Après un vaste et dernier jardin qui nous donnait l’opportunité de nous dégourdir les jambes après avoir beaucoup piétiné, et alors que de lourds nuages grondants laissaient filtrer leurs premières gouttes, nous avons pris la direction de notre première halte en bord de Cher ; une trentaine de kilomètres plus loin, intégralement effectués sous une mousson qui ne laissait aucun répit dans la conduite.
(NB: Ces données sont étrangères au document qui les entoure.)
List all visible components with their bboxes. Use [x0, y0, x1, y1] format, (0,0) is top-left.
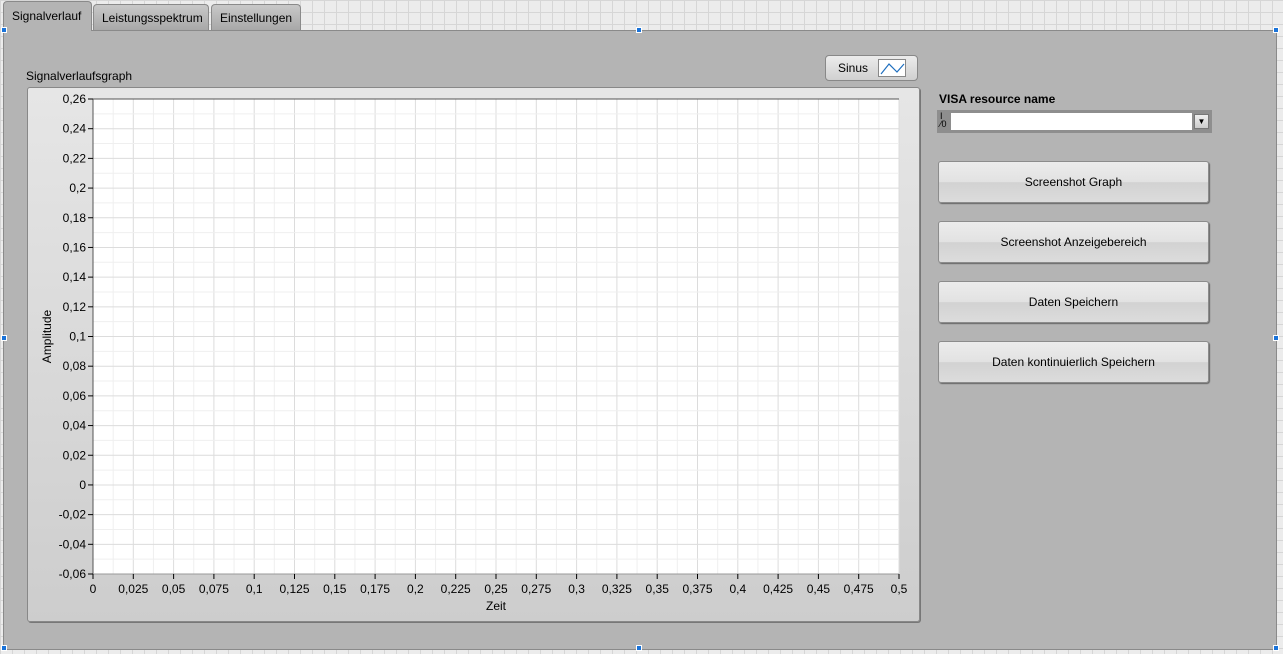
resize-handle[interactable] — [636, 645, 642, 651]
y-tick-label: 0,08 — [63, 359, 87, 373]
x-tick-label: 0,05 — [162, 582, 186, 596]
x-tick-label: 0,125 — [279, 582, 309, 596]
visa-resource-select[interactable]: I ⁄0 ▼ — [937, 110, 1212, 133]
visa-label: VISA resource name — [939, 92, 1056, 106]
x-tick-label: 0,175 — [360, 582, 390, 596]
x-tick-label: 0,25 — [484, 582, 508, 596]
x-tick-label: 0,075 — [199, 582, 229, 596]
resize-handle[interactable] — [1273, 27, 1279, 33]
y-tick-label: 0,06 — [63, 389, 87, 403]
y-tick-label: 0,1 — [69, 330, 86, 344]
y-tick-label: 0,14 — [63, 270, 87, 284]
x-tick-label: 0,1 — [246, 582, 263, 596]
x-tick-label: 0,4 — [729, 582, 746, 596]
x-tick-label: 0,5 — [891, 582, 908, 596]
graph-plot[interactable]: 0,26 0,24 0,22 0,2 0,18 0,16 0,14 0,12 0,1 0,08 0,… — [0, 0, 930, 630]
daten-kontinuierlich-speichern-button[interactable]: Daten kontinuierlich Speichern — [938, 341, 1209, 383]
y-axis-label: Amplitude — [40, 310, 54, 364]
screenshot-anzeigebereich-button[interactable]: Screenshot Anzeigebereich — [938, 221, 1209, 263]
resize-handle[interactable] — [1, 335, 7, 341]
x-axis-label: Zeit — [486, 599, 507, 613]
x-tick-label: 0,425 — [763, 582, 793, 596]
y-tick-label: 0,02 — [63, 448, 87, 462]
y-tick-label: -0,02 — [59, 508, 87, 522]
x-tick-label: 0,025 — [118, 582, 148, 596]
y-tick-label: -0,04 — [59, 537, 87, 551]
y-tick-label: 0,04 — [63, 419, 87, 433]
x-tick-label: 0,3 — [568, 582, 585, 596]
visa-input[interactable] — [951, 113, 1192, 130]
x-tick-label: 0,325 — [602, 582, 632, 596]
x-tick-label: 0,375 — [682, 582, 712, 596]
chevron-down-icon[interactable]: ▼ — [1194, 114, 1209, 129]
y-tick-label: 0 — [79, 478, 86, 492]
resize-handle[interactable] — [1273, 645, 1279, 651]
y-tick-label: -0,06 — [59, 567, 87, 581]
x-tick-label: 0,475 — [844, 582, 874, 596]
y-tick-label: 0,2 — [69, 181, 86, 195]
tab-signalverlauf[interactable]: Signalverlauf — [3, 1, 92, 31]
resize-handle[interactable] — [1273, 335, 1279, 341]
resize-handle[interactable] — [1, 645, 7, 651]
y-tick-label: 0,16 — [63, 240, 87, 254]
x-tick-label: 0,15 — [323, 582, 347, 596]
daten-speichern-button[interactable]: Daten Speichern — [938, 281, 1209, 323]
screenshot-graph-button[interactable]: Screenshot Graph — [938, 161, 1209, 203]
x-tick-label: 0,275 — [521, 582, 551, 596]
y-tick-label: 0,26 — [63, 92, 87, 106]
x-tick-label: 0 — [90, 582, 97, 596]
resize-handle[interactable] — [1, 27, 7, 33]
resize-handle[interactable] — [636, 27, 642, 33]
y-tick-label: 0,12 — [63, 300, 87, 314]
io-icon: I ⁄0 — [940, 111, 947, 129]
x-tick-label: 0,45 — [807, 582, 831, 596]
x-tick-label: 0,2 — [407, 582, 424, 596]
x-tick-label: 0,35 — [646, 582, 670, 596]
x-tick-label: 0,225 — [441, 582, 471, 596]
y-tick-label: 0,22 — [63, 151, 87, 165]
y-tick-label: 0,24 — [63, 122, 87, 136]
y-tick-label: 0,18 — [63, 211, 87, 225]
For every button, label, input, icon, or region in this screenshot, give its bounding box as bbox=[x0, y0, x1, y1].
Au réveil, sous un soleil éclatant, le Cher avait gardé son flot indolent et nous sommes partis en direction de Sancerre, village de vieilles pierres niché au sommet d’un piton qui domine la Loire et qui, depuis une esplanade panoramique permet de distinguer au loin les premières hauteurs du Morvan ; c’est ici qu’il y a trente-deux ans, j’avais pris une très belle photo ; nous avons retrouvé le banc et un peu de nostalgie. Quelques agapes locales autour des crottins de Chavignol, l’achat de deux bouteilles qu’il eut été impardonnable de ne pas se procurer, puis nous sommes repartis par les routes sinueuses, souvent désertes, hors des axes principaux, afin de nous poser à Avallon ; ville dont le nom évoquera pour certains (à condition qu’on l’orthographie avec un seul L) les forges d’Excalibur ou le sanctuaire de la fée Morgane, et pour d’autres dont je fais partie la scie intemporelle chantée par ce crooner désabusé et gentiment niais qu’est Brian Ferry.
Il est tard, le jeune Batave s’est tu et les étoiles sont apparues au-dessus de mon écran. Il est temps de retrouver les miens qui entament leur nuit.